El presidente francés, Emmanuel Macron, en una larga carta a la nación, le pidió a la gente que expresara sus puntos de vista sobre las políticas gubernamentales como parte de un «debate nacional» destinado a calmar la ira pública y terminar con casi dos meses de protestas de «chaleco amarillo» que han sacudido la administracion.

Macron presentó la iniciativa en una carta abierta de 2,330 palabras a la nación para «convertir la ira en soluciones».

Su oficina publicó la carta a última hora del domingo, nueve semanas después de que las protestas estallaran inicialmente en la Francia rural debido a un aumento planificado en los precios del combustible. El presidente francés luego retiró y suspendió el plan, pero su cambio de política no logró aliviar la ira.

Las manifestaciones se transformaron en una reprimenda más amplia de las políticas de Macron, y adoptaron un nombre propio, el movimiento «chaleco amarillo», que es una referencia a los chalecos usados ​​por las personas activas en la industria del transporte, que han estado en el vanguardia de las protestas.

Durante el debate, se les pedirá a los ciudadanos franceses que discutan temas como la reducción de impuestos y el gasto público, el uso de referendos y las cuotas de inmigración en reuniones municipales en todo el país o en cuestionarios en línea.

«Para mí, no hay ningún problema prohibido», dijo Macron en la carta. «No estaremos de acuerdo en todo, lo que es normal en una democracia. Pero al menos mostraremos que somos un pueblo que no tiene miedo de hablar, intercambiar, debatir «.

«Cuando los impuestos son demasiado altos, nuestra economía carece de los recursos que podrían invertirse de manera útil en las empresas, creando empleos y crecimiento», agregó.

Entre las preguntas están «¿Qué impuestos crees que deberíamos recortar?» Y «¿Qué tipo de ahorro del gasto público crees que deberíamos dar prioridad?»

El presidente también daría sus propias conclusiones dentro de un mes del fin del debate el 15 de marzo.

El presidente dijo que su gobierno «no deshará las medidas que hemos introducido para corregir esto, alentar la inversión y garantizar que el trabajo pague más».

Macron, quien es descrito por sus opositores como «presidente de los ricos», reconoció inicialmente que la ira de los manifestantes era «profunda, y en muchos aspectos legítima», prometiendo un aumento de salario mínimo y concesiones fiscales.

El líder de 41 años, sin embargo, endureció su postura sobre el movimiento a principios de este mes y rechazó a los manifestantes del «chaleco amarillo» como «agitadores», cuyo único objetivo es derrocar a su gobierno.

Le pen cabalga sobre la ola amarilla del descontento.

Mientras tanto, la líder de la extrema derecha francesa Marine Le Pen lanzó la campaña de su partido para las elecciones del Parlamento Europeo de mayo de 2019 al buscar el apoyo del movimiento «chaleco amarillo» anti-Macron.

Le Pen, el líder del Rally Nacional, conocido formalmente como el Frente Nacional, dijo el domingo en un mitin electoral para que la UE vote un referéndum sobre las políticas de Macron.

«En el contexto de la saludable revuelta popular de los chalecos amarillos, esta elección europea del 26 de mayo de 2019 (..) ofrece la oportunidad de desentrañar la crisis política que nace de la ceguera, la intransigencia, el desprecio de clase, el despojo económico y el Desconexión de un presidente «, dijo.

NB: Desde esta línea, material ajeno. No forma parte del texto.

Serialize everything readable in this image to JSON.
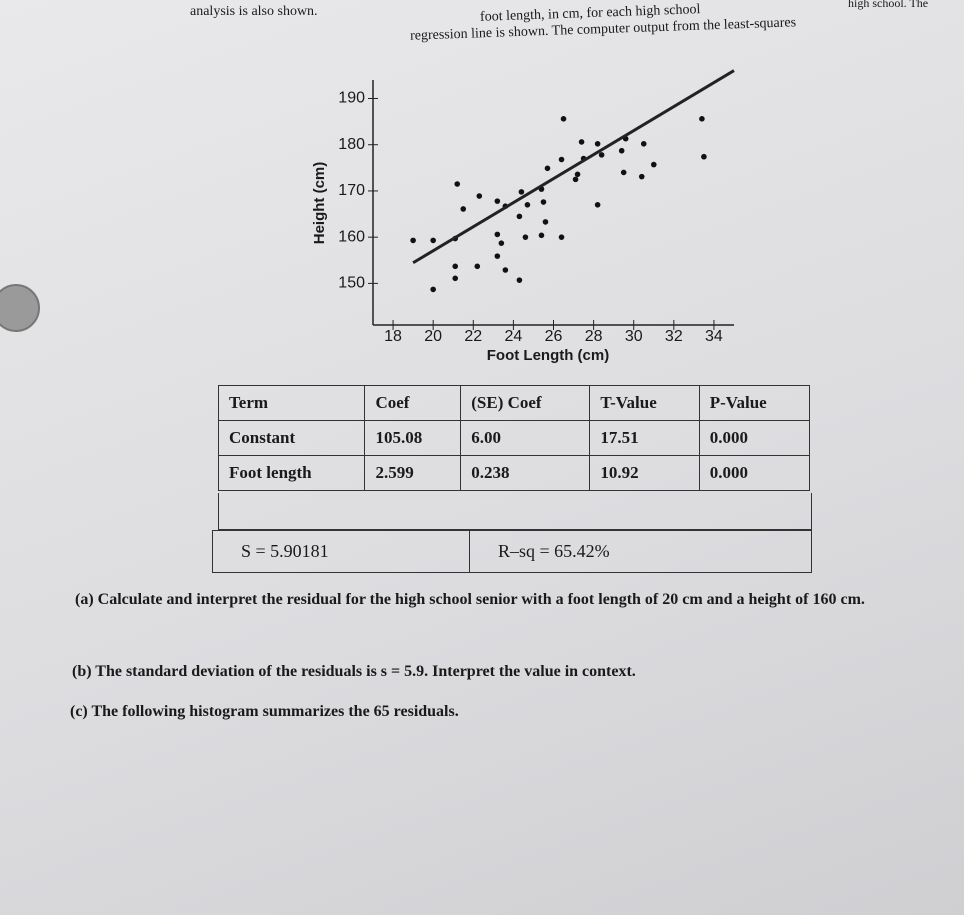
{
  "header": {
    "lines": [
      "high school. The",
      "foot length, in cm, for each high school",
      "regression line is shown. The computer output from the least-squares",
      "analysis is also shown."
    ]
  },
  "chart_data": {
    "type": "scatter",
    "x_label": "Foot Length (cm)",
    "y_label": "Height (cm)",
    "color": "#111111",
    "x": [
      20,
      19,
      20,
      21.1,
      21.1,
      21.1,
      22.2,
      23.2,
      23.6,
      24.3,
      21.2,
      21.5,
      22.3,
      23.2,
      23.6,
      23.2,
      23.4,
      24.3,
      24.4,
      24.7,
      25.4,
      25.5,
      25.6,
      24.6,
      25.4,
      26.4,
      25.7,
      26.4,
      26.5,
      27.1,
      27.2,
      27.4,
      27.5,
      28.2,
      28.4,
      28.2,
      29.4,
      29.5,
      29.6,
      30.5,
      30.4,
      31,
      33.4,
      33.5
    ],
    "values": [
      148.7,
      159.3,
      159.3,
      159.7,
      153.7,
      151.1,
      153.7,
      155.9,
      152.9,
      150.7,
      171.5,
      166.1,
      168.9,
      167.8,
      166.7,
      160.6,
      158.7,
      164.5,
      169.8,
      167,
      170.4,
      167.6,
      163.3,
      160,
      160.4,
      160,
      174.9,
      176.8,
      185.6,
      172.5,
      173.6,
      180.6,
      177,
      180.2,
      177.8,
      167,
      178.7,
      174,
      181.3,
      180.2,
      173.1,
      175.7,
      185.6,
      177.4
    ],
    "xlim": [
      17,
      35
    ],
    "xticks": [
      18,
      20,
      22,
      24,
      26,
      28,
      30,
      32,
      34
    ],
    "ylim": [
      141,
      194
    ],
    "yticks": [
      150,
      160,
      170,
      180,
      190
    ]
  },
  "table": {
    "header": [
      "Term",
      "Coef",
      "(SE) Coef",
      "T-Value",
      "P-Value"
    ],
    "rows": [
      [
        "Constant",
        "105.08",
        "6.00",
        "17.51",
        "0.000"
      ],
      [
        "Foot length",
        "2.599",
        "0.238",
        "10.92",
        "0.000"
      ]
    ],
    "summary": [
      "S = 5.90181",
      "R–sq = 65.42%"
    ]
  },
  "questions": [
    "(a) Calculate and interpret the residual for the high school senior with a foot length of 20 cm and a height of 160 cm.",
    "(b) The standard deviation of the residuals is s = 5.9. Interpret the value in context.",
    "(c) The following histogram summarizes the 65 residuals."
  ]
}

«Si Macron no tiene la sabiduría de volver al pueblo disolviendo el parlamento, entonces deje que el arbitraje político provenga de las elecciones europeas», dijo Le Pen, mientras sus partidarios le gritaban a Macron que renunciara.

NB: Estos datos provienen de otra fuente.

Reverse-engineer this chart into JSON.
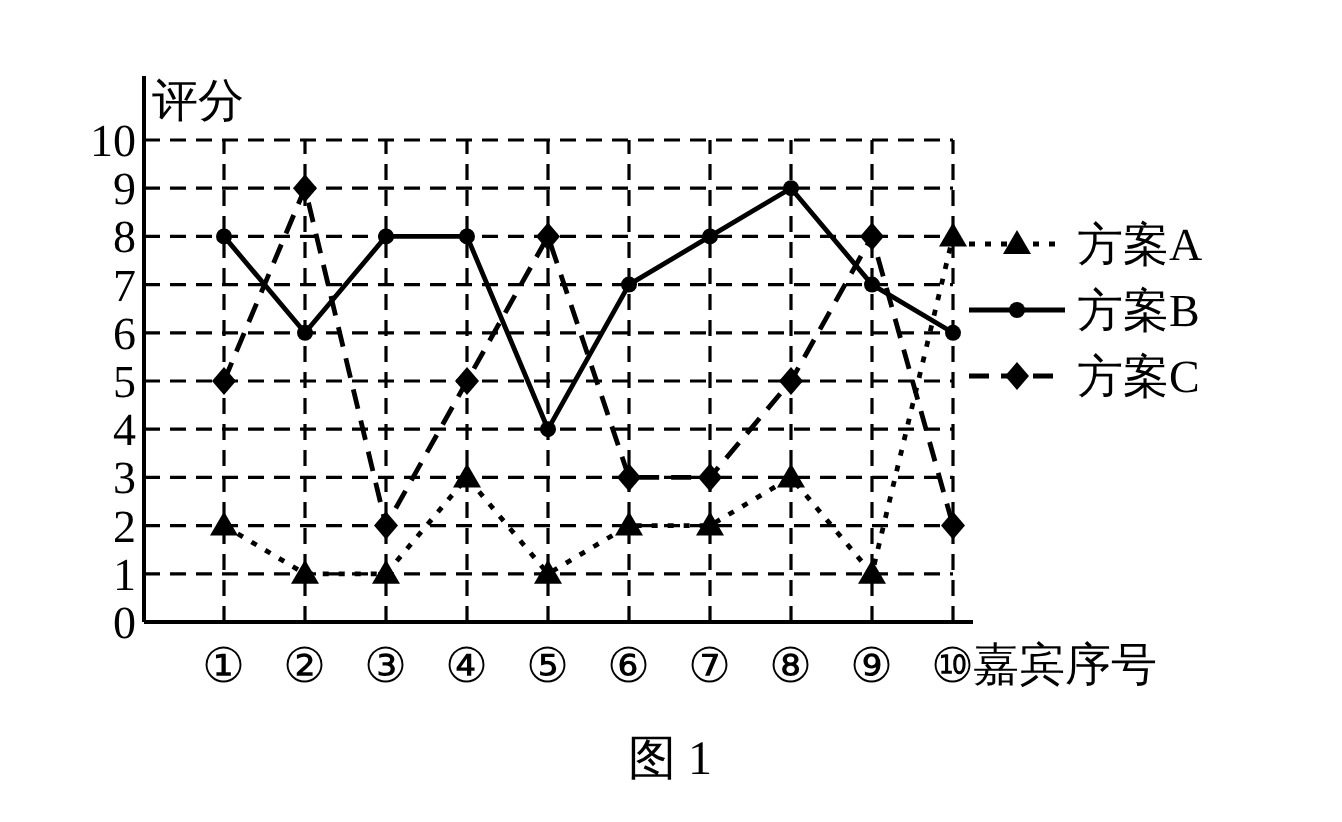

Dado que tenía la intención de permanecer en el parlamento francés, Le Pen no está participando en las elecciones europeas. Ella, en cambio, presentó a Jordan Bardella, de 23 años, como la principal candidata de su partido para la próxima votación.

Desde el inicio de los disturbios en Francia, el Rally Nacional de Le Pen ha ganado en encuestas de opinión. Una encuesta de Ifop a mediados de diciembre de 2018 le dio a su partido un 24 por ciento de apoyo contra el 18 por ciento para el LREM de Macron.